The wisdom of Tim Harford

Libertarian paternalism is the brainchild of Profs Thaler and
Sunstein, but nudging is not. Nudging is good architecture, good design
or good marketing and most nudges have been invented by private sector
companies. Prof Thaler’s best policy idea – a pension plan called Save
More Tomorrow – was tried by a manufacturing company rather than a

Effective nudges are so common in the private sector
that politicians should be asking themselves why.

Here is more.


When did the FT put up a registration wall? Since I don't want to, I have to guess what's the point (the wisdom) that nudges are ONLY good when they are private?

See my review of Thaler and Sunstein at:

Scroll down and click on the book review.

senderista thanks for the tip

Thanks senderista. Now that I see the paper it seems a strange combination of bald assertions ("most" bad decision are made in government) and then circular arguments branching from there.

The US has sought balance between the public and the private for centuries (the UK even longer). I think we've done best when we approached that way.

Lefties who demonize business and rightists who demonize government don't really help us there.

What we should be looking for are loose frameworks that help us find moderate solutions, without a heavy hand, and allowing for normal (human) foolish decisions inside and outside of government.

The Behavioral Economic research this "nudge" stuff is drawn from shows that we are not perfect, but we are human, and sometimes differing for the Rational Actor model in charming ways.

Most of us are more cooperative than we have to be, for instance ..

The basic principle of Nudge is surely significant and inarguable. Governments should always try to use voluntary means to achieve their ends before resorting to less efficient and less libertarian solutions - ie those involving compulsion, threat of punishment or significant public expenditure. At the moment, governments tend to default to expenditure or legislation without giving a moment's thought to what can be achieved by Nudging.

VW introduced a new 50-state diesel Jetta recently. It costs about the same as a Prius, while being smaller, requiring more expensive fuel, and getting lower mileage.

It is also getting a $1,300 Federal Income Tax Credit. The Prius has gotten equally stupid tax benefits.

I there any way we can nudge these things without such public expenditure? Or, at these fuel prices, do we even need to?

Here is a nudge that government could do and no one else could:

Put a tax on oil at the pumphead or the shipping port. Put all the tax money into a central fund and distribute it monthly to taxpayers.
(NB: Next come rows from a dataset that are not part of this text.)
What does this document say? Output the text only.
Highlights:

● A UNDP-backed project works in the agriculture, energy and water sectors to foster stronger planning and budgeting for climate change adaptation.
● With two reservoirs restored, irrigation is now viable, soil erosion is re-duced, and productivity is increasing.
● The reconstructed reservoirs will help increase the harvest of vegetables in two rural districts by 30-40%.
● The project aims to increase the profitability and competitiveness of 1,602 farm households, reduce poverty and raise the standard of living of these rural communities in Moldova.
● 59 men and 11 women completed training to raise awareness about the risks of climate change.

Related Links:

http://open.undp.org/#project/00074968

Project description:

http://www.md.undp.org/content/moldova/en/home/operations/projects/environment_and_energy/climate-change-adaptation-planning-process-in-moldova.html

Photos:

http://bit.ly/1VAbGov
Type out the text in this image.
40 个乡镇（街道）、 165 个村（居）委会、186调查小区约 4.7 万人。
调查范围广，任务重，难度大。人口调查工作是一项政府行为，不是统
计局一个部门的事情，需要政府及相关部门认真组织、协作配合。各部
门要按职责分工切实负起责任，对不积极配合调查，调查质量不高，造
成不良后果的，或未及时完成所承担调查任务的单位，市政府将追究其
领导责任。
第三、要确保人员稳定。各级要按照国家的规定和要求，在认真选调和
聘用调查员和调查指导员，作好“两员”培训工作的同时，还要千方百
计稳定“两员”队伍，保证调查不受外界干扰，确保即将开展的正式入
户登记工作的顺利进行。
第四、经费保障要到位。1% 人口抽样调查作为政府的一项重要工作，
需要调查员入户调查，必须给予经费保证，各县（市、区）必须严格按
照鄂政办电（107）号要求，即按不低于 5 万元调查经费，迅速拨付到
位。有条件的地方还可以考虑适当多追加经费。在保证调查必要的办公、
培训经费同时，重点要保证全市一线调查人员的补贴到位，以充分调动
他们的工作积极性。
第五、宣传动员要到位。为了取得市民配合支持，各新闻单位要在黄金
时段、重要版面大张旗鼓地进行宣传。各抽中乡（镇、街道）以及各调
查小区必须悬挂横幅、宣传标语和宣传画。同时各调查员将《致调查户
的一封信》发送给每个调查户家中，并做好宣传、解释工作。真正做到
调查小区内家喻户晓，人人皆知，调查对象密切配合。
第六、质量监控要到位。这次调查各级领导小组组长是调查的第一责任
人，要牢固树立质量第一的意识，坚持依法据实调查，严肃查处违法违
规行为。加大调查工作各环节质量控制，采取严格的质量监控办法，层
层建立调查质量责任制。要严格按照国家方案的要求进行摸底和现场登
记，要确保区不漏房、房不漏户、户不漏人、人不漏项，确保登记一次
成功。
The tax could start small, say at $20/barrel, and gradually rise to a more reasonable $100/barrel. Businesses that use oil would pass their extra costs on to consumers. But consumers would have the money to spend as they liked, and would probably prefer to directly conserve gasoline etc when they could, and would prefer products that were produced with less oil.

Keep it simple. 170 million voters, each of them gets 1 part in 170 million of the pot. This redistributes money to people who use less oil, which is as it should be. It penalizes single parents, legal and illegal aliens, and people with large families. Too bad, maybe we can palliate those problems some other way.

All of the money should be redistributed, so that it would take funding to run it. Not a lot of funding, but it's easier to defend the program from revenue raids when all the money is distributed than when only most of it is.

Oversimplifying the situation, say that you use 40 gallons of gasoline a month, and that gasoline costs you $320. But the government deposits $200 in your bank account. You haven't been directly hurt by the extra tax on gasoline, you can spend the government money at the pump and nothing has changed. But every gallon of gas you save, puts $8 in your pocket. You have an incentive to conserve gasoline no matter how little you use.

But say that you use 200 gallons of gasoline a month. That costs you $1600 and you only get $200 from the government. Your money is given to people who use less, and you have a big incentive to conserve gas. It's hard on you, as it ought to be. You are the problem.

DanC: Yet the government, which will nudge you into employer plans, does very little to monitor these plans. We lack effective legislation which requires full and open disclosure. Investment firms are allowed to shield or finesse their fees in such a way that, I think, a majority of people cannot really understand.

If I remember correctly, the book does include requirements for clear reporting of fees associated with 401k's (and many other fincial services). It is possible their discussion of clear disclosure requirements was limited to other financial services, but even then it isn't a big step to tack on the same requirement to any 401k regulation.

To Levi

My concern is that clarity is needed more then nudging. But while no politician will find much political opposition to nudging people to greater retirement savings, special interest have and will fight attempts to simplify and improve the current retirement system. Nudging against inertia is no big deal. Forcing businesses to change the way they make profits, very difficult. Doing the nudge, without first fixing problems, does little to help average investors but will increase profits for some who sell these products. And I think society gets a bigger bang from reform then nudging.

For me it is related to claiming success if you send more people to college. But does society benefit from this or should some have been encouraged to go into skilled trades etc.? Or claiming that increasing home ownership is a universal good, even if it leads to financial ruin for some marginal players.

I mentioned in the Spectator this week. VAS road signs cost perhaps 95% less than a speed camera to run but prevent double the number of accidents. And yet for years the assumption of government was that the best way to improve driving was by threatening to punish people.